Quotes from Nuruddin Farah:
“I have tried my best to keep my country alive by writing about it.”
“No writing is good enough until you, as an author, make a small contribution, the size of a drop, into the ocean of the world’s literature.”
“Many more villagers, who have seen an elephant for the first time in their lives, give absurd exaggerations regarding his size, weight, and height. One of them describes him as ‘a fundament!’. Another, elaborating, alludes to the term ‘firmament,’ because of the elephant’s hugeness. He felt as though the sky was obliterated from his vision. The last to be interviewed by the local TV station swears that he sensed the world lean forward as the elephant came closer and tilt backwards as the beast walked away.

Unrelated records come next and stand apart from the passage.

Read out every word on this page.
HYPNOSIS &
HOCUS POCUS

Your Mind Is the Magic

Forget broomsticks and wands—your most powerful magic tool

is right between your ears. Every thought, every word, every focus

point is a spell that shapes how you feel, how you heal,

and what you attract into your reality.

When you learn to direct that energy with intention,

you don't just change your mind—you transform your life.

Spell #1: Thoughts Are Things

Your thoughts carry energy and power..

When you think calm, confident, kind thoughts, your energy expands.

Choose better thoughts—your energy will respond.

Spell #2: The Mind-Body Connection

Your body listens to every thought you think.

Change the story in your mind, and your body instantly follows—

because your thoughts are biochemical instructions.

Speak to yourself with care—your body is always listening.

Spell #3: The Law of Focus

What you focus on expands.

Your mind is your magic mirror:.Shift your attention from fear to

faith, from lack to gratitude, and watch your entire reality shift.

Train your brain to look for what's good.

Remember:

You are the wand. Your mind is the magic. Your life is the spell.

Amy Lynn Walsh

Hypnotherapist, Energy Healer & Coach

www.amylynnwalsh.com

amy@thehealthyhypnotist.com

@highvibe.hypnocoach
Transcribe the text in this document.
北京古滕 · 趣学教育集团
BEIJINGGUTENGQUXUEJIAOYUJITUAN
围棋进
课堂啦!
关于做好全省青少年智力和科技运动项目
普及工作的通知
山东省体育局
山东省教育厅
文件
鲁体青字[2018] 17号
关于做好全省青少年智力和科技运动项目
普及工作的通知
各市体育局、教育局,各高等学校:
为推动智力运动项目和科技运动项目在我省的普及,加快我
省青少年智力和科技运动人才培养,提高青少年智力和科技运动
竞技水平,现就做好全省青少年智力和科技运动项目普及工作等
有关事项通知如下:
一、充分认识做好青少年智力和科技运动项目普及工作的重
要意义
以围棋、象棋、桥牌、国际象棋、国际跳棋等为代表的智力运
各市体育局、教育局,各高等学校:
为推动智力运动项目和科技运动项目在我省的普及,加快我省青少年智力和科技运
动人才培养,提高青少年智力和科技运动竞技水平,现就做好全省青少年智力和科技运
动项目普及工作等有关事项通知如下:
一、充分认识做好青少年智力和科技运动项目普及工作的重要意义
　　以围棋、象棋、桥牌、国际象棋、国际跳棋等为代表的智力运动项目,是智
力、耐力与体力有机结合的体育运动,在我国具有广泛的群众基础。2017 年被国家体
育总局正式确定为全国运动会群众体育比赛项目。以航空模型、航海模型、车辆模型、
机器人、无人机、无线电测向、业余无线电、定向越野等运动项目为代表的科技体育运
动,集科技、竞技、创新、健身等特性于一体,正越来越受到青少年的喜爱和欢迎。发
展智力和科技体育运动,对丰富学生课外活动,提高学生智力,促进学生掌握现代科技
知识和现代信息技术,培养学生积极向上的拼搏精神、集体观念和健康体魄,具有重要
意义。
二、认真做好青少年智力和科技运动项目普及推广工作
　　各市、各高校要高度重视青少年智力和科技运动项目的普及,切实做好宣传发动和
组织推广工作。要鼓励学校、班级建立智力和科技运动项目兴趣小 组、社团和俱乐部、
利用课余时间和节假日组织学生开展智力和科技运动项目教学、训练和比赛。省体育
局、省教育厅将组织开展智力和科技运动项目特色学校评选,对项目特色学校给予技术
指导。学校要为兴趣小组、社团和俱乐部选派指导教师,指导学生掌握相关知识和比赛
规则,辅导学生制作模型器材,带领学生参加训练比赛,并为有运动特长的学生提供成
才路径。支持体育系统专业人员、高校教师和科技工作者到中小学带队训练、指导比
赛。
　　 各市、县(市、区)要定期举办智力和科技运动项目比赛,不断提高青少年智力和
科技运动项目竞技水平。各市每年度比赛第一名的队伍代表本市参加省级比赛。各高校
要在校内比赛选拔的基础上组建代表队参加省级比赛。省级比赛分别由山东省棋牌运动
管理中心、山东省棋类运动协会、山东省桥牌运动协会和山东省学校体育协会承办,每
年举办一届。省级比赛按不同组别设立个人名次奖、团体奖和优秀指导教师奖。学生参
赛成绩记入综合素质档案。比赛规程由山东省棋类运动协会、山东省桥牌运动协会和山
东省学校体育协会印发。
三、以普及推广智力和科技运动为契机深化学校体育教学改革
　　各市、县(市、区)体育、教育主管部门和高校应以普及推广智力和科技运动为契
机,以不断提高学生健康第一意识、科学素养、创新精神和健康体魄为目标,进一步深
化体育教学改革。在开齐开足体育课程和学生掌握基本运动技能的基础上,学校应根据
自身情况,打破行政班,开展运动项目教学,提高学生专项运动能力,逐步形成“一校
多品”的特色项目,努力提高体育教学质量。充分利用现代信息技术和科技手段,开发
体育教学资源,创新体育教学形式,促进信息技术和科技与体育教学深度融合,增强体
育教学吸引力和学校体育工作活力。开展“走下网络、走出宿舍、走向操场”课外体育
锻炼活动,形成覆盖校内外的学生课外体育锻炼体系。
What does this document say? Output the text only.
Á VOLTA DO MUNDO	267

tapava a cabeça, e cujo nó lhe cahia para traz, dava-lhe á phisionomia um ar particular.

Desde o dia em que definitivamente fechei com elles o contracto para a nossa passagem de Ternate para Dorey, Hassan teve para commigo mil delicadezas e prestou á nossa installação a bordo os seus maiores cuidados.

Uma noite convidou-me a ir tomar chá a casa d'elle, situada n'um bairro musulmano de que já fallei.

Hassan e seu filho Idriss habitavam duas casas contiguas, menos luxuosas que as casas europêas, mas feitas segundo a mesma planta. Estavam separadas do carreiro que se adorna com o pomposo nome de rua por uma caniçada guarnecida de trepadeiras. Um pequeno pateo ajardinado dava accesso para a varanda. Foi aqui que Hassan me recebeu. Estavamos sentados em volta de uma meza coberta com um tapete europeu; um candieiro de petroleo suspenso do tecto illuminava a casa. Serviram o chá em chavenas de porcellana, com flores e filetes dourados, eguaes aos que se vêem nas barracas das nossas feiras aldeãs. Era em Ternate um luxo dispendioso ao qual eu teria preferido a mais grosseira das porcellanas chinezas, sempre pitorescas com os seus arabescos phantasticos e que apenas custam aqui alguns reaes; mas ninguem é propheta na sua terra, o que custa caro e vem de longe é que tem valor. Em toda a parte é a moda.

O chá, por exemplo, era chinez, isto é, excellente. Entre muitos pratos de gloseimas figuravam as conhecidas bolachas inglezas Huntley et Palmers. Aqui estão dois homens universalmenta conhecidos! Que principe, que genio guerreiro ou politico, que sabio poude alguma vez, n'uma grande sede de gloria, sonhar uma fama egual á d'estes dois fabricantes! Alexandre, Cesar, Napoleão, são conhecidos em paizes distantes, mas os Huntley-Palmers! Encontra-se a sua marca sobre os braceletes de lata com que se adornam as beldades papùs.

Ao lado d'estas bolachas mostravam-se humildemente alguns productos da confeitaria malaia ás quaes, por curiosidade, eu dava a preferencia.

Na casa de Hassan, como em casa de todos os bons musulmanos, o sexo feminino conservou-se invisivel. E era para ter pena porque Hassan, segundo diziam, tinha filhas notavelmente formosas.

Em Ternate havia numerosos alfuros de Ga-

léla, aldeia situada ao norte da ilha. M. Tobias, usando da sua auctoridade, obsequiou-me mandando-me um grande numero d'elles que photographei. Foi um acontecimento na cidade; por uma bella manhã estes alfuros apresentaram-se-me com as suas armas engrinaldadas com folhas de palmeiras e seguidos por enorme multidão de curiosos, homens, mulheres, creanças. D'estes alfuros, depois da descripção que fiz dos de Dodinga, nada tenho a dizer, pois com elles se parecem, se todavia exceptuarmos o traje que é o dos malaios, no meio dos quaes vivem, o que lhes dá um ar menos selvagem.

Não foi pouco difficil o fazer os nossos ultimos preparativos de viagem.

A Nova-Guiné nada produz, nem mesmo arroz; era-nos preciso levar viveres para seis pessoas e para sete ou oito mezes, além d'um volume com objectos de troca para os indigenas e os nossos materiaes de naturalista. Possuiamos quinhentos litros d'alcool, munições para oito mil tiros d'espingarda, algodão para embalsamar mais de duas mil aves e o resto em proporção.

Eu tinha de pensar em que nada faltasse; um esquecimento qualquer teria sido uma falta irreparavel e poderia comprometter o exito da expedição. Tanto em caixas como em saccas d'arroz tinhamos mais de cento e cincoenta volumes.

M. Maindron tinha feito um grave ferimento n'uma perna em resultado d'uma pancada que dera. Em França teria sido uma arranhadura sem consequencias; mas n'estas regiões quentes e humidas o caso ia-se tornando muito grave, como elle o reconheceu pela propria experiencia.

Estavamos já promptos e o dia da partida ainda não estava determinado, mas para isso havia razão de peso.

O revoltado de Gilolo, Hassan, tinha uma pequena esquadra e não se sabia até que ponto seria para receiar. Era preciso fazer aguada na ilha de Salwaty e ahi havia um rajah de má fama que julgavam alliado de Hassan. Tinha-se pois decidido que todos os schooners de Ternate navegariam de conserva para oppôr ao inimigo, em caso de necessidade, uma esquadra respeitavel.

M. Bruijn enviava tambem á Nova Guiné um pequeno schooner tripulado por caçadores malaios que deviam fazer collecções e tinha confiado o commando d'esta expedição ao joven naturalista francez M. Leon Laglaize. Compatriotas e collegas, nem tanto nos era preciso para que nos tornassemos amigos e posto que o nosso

This large mammal ambles purposefully. He pays no heed to the crowded silence following him in stealthy consciousness. One of the villagers, a woman often suspected of dabbling in witchcraft, talks of her inspired theory: that this was no elephant, more like a human on a holy mission of avenging justice. Two other witnesses, neither having had any contact with the woman, speak in substantiation of the woman’s claims, giving as evidence the observation that the elephant turned around when someone said something in Somali. Several villagers will not comment, afraid of a fitting retribution should they do so.”“There are moments in one’s life when everything one considers to be a win is for all practical purposes a loss.”